Speeding up your R code - vectorisation tricks for beginners

David Springate

@datajujitsu

The .Rmd source and data for this tutorial can be found here

The most frequent criticism I hear about R (OK, one of the most frequent criticisms, along with the bizarre subsetting syntax, the rather diffuse documentation and its laughable approach to truth-testing) is the seemingly glacial speed at which it executes a for loop.

It is true that the for loop in R takes a tediously long time but there is a proper R approach to iteration, though it can be (at least initially) pretty counter-intuitive.

The apply functions (apply, sapply, lapply etc.) are marginally faster than a regular for loop, but still do their looping in R, rather than dropping down to the lower level of C code. For a beginner, it can also be difficult to understand why you would want to use one of these functions with their arcane syntax.

If you have a multi-core machine, you can easily speed up your lapply calls by replacing them with the rather wonderful mclapply from the multicore package, but to effectively repeat processes in R, you really need to learn how to vectorise… Essentially, this means calling a function that runs its loops in C rather than R code.

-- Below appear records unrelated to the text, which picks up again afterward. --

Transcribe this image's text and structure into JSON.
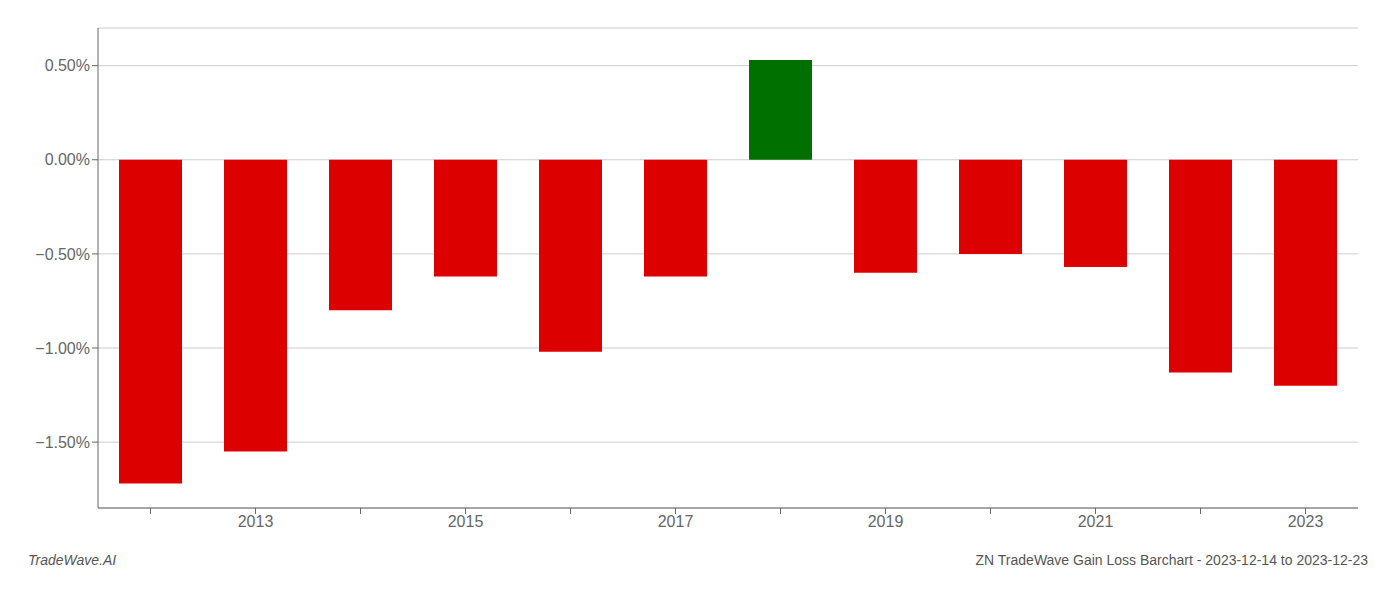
{
  "chart_data": {
    "type": "bar",
    "title": "ZN TradeWave Gain Loss Barchart - 2023-12-14 to 2023-12-23",
    "annotations": [
      "TradeWave.AI"
    ],
    "categories": [
      null,
      "2013",
      null,
      "2015",
      null,
      "2017",
      null,
      "2019",
      null,
      "2021",
      null,
      "2023"
    ],
    "values": [
      -1.72,
      -1.55,
      -0.8,
      -0.62,
      -1.02,
      -0.62,
      0.53,
      -0.6,
      -0.5,
      -0.57,
      -1.13,
      -1.2
    ],
    "colors": [
      "#dd0000",
      "#dd0000",
      "#dd0000",
      "#dd0000",
      "#dd0000",
      "#dd0000",
      "#007000",
      "#dd0000",
      "#dd0000",
      "#dd0000",
      "#dd0000",
      "#dd0000"
    ],
    "ylim": [
      -1.85,
      0.7
    ],
    "yticks": [
      {
        "value": 0.5,
        "label": "0.50%"
      },
      {
        "value": 0.0,
        "label": "0.00%"
      },
      {
        "value": -0.5,
        "label": "−0.50%"
      },
      {
        "value": -1.0,
        "label": "−1.00%"
      },
      {
        "value": -1.5,
        "label": "−1.50%"
      }
    ],
    "grid": true
  }
}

There are many built in functions that do this, such as the rowMeans or colMeans.

As an example, here I am just getting the row means of every row of two columns in the following 10000 row dataframe:

N <- 10000
x1 <- runif(N)
x2 <- runif(N)
d <- as.data.frame(cbind(x1, x2))

I compare the time to do this using a for loop…

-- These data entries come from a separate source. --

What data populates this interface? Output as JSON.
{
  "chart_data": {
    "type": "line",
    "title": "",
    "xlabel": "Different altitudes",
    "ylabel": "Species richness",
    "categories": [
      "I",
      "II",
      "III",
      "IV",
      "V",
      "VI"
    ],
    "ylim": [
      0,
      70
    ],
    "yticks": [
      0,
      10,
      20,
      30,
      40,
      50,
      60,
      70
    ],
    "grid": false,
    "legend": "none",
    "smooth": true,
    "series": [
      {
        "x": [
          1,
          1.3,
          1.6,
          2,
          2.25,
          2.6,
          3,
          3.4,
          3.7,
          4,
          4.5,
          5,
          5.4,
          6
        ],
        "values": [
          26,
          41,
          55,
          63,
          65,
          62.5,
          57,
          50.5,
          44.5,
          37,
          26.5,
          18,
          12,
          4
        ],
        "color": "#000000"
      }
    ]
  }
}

system.time(for (loop in c(1:length(d[, 1]))) {
    d$mean2[loop] <- mean(c(d[loop, 1], d[loop, 2]))
})
##    user  system elapsed 
##  13.912   0.204  14.150

the apply function…

system.time(d$mean1 <- apply(d, 1, mean))
##    user  system elapsed 
##   0.180   0.000   0.179

and the vectorised rowMeans function:

system.time(d$mean3 <- rowMeans(d[, c(1, 2)]))
##    user  system elapsed 
##   0.004   0.000   0.002

On my machine, the vectorised function is >90 times faster than apply and >7,000 times faster than the R loop!

Also, consider filling a vector with a sequence of numbers.

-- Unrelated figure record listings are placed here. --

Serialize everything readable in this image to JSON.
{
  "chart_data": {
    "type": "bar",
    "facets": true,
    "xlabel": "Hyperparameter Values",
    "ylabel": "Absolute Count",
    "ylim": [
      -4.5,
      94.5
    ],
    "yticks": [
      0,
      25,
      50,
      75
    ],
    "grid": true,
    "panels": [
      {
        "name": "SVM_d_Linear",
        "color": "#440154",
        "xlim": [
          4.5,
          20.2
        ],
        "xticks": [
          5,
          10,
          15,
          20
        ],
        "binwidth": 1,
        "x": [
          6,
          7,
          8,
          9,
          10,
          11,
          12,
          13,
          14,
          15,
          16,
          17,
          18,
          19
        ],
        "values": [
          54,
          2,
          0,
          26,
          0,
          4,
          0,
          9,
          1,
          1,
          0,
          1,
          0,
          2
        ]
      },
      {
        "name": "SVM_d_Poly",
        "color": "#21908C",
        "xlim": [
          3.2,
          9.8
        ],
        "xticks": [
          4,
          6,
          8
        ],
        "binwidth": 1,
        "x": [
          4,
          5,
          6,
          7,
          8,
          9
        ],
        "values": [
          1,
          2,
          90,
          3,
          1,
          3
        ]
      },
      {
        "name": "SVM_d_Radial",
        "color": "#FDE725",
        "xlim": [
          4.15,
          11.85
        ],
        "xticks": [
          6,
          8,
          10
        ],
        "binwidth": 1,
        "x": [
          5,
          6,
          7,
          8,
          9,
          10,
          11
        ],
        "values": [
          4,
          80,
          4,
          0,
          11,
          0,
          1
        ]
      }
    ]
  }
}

The really bad way would be to use a loop and grow the vector with each iteration:

x <- c()
for (i in 1:1e+05) {
    x <- c(x, i)
}

Whereas it is better to use the vectorised seq function:

y <- seq(1, 1e+05)

or even better, in this simple case:

z <- 1:1e+05

The for loop took 15 seconds on my machine, the seq function took 0.001 second, and the time didn't even register above 0 for the last method!

Finally, you may want to take values in a vector below a certain cutoff and replace them with something else, such as NA. It is tempting to do something like the following:

x <- runif(1e+06)
for (i in 1:length(x)) {
    if (x[i] < 0.05) {
        x[i] <- NA
    }
}

Here you have not only a one-million iteration for loop, but you are truth testing on every iteration as well. It is ~15 times faster (and far more compact and readable) to use the vectorised which function:

x <- runif(1e+06)
x[which(x < 0.05)] <- NA

Here, you are clearly trading off memory for speed, since the which function returns a temporary vector of x's that are less than 0.05 on top of another length-million temporary boolean vector from the x < 0.05 expression to compare against. The vectors will have to get pretty big for this to be a problem, though.

These are obviously really simplified examples, but they can be applied to many problems. The fact is that removing loops will almost always make things faster, simpler and more readable. Wherever you find yourself wanting to write a for loop in R, stop and think. If you really do need to use a loop, try and keep as much outside of it as possible, build your sequences beforehand and rather than growing your vectors with each iteration, assign an empty matrix of the correct size at the start and fill it up using subscripting. Patrick Burns' The R Inferno has a really good chapter on replacing loops with vectorised functions and is well worth checking out.